J'entends bien les interrogations pratiques sur l'impact de la réforme, en particulier sur le fonctionnement des tribunaux correctionnels. C'est pourquoi, conformément aux engagements que j'ai pris, cette réforme sera accompagnée de moyens nouveaux. 263 postes supplémentaires de magistrats et greffiers permettront de mettre en oeuvre la réforme dans les meilleures conditions d'organisation. Sa mise en oeuvre progressive de janvier 2012 à janvier 2014 nous permettra aussi des ajustements en termes de moyens et d'organisation.

Environ 40 000 affaires relèveront de ces nouvelles formations correctionnelles, sur un total de 580 000 affaires correctionnelles jugées chaque année.

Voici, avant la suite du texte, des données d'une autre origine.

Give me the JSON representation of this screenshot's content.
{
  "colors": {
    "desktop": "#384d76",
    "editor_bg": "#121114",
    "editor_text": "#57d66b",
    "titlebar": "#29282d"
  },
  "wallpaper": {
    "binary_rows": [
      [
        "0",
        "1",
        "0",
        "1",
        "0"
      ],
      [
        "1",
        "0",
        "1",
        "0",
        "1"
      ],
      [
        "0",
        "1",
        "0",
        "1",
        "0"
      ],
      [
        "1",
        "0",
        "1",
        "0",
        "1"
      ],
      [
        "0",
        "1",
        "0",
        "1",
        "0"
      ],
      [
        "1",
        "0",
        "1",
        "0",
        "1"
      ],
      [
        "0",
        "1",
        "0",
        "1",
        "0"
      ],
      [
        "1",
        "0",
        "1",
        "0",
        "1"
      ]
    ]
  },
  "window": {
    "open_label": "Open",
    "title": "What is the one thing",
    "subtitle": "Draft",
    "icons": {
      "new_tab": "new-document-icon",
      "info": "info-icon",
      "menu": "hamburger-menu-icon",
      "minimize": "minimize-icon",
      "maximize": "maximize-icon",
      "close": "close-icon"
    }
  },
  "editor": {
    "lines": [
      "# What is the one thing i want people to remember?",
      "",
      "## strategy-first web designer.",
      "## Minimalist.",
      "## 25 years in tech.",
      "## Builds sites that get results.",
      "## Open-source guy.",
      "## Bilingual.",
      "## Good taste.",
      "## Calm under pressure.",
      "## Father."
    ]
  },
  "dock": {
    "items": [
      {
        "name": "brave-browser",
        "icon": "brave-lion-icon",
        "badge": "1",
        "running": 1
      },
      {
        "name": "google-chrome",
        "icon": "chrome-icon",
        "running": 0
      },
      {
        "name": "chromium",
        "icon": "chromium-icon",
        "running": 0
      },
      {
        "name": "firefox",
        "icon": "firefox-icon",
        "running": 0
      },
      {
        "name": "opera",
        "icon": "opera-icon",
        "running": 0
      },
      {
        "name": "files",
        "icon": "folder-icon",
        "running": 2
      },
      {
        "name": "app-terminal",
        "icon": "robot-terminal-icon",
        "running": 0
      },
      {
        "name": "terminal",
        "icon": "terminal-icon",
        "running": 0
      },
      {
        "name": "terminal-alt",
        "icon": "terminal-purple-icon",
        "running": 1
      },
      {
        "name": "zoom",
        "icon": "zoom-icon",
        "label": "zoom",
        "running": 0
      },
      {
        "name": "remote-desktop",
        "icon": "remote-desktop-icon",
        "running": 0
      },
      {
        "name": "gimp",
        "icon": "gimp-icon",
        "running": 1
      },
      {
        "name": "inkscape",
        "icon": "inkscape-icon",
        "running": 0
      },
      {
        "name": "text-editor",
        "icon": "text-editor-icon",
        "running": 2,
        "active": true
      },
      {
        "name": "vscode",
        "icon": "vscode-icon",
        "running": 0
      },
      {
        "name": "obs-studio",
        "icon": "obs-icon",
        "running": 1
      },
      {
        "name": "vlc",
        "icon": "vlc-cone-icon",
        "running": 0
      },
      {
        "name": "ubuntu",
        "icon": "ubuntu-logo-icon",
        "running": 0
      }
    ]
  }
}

Le deuxième grand volet du projet s'attache à limiter la correctionnalisation des crimes, dont nous estimons tous qu'elle pose de réelles difficultés. Sans que les chiffres soient complètement exacts, on peut évaluer à 70 %, voire plus, les crimes qui ne sont pas jugés comme tels. C'est pour lutter contre ce phénomène que nous avons inscrit dans le projet de loi une réforme des assises.

Alors que le Parlement a décidé que certains faits constituaient des crimes, on observe dans la réalité qu'ils sont très largement jugés comme des délits. Une réflexion d'ensemble sur l'échelle des peines pourrait être envisagée. En attendant, il est de notre responsabilité de faire juger les infractions selon les qualifications et les régimes qui ont été définis par le législateur.

Cela est d'autant plus nécessaire que la situation actuelle conduit à une rupture d'égalité, car les faits criminels ne sont pas correctionnalisés sur l'ensemble du territoire. Certains faits sont jugés comme des crimes dans certains départements, et comme des délits dans d'autres.

Le Gouvernement avait proposé la solution d'une cour d'assises simplifiée qui n'a pas été retenue par le Sénat. La voie choisie par ce dernier consistait à réduire le nombre de jurés aux assises de neuf à six en première instance et de douze à neuf en appel. D'après nos estimations, cette solution permettait une augmentation conséquente du nombre d'affaires jugées chaque année.

Votre rapporteur est revenu sur le choix du Sénat pour proposer de constituer des cours d'assises spéciales, optionnelles, pour les crimes passibles de quinze à vingt ans de prison, hors les cas de récidive ou d'opposition de l'accusé ou du parquet. Elles seraient composées de trois magistrats professionnels et trois jurés.

Ce dispositif, en prévoyant des formations avec trois jurés, permettrait de dégager du temps d'audience et de réduire la détention après renvoi. Bien évidemment, le Gouvernement partage cet objectif du rapporteur.

Mais je crains pourtant, comme je l'ai indiqué en commission, qu'il ne présente un risque constitutionnel fort. Nous aurons l'occasion d'y revenir.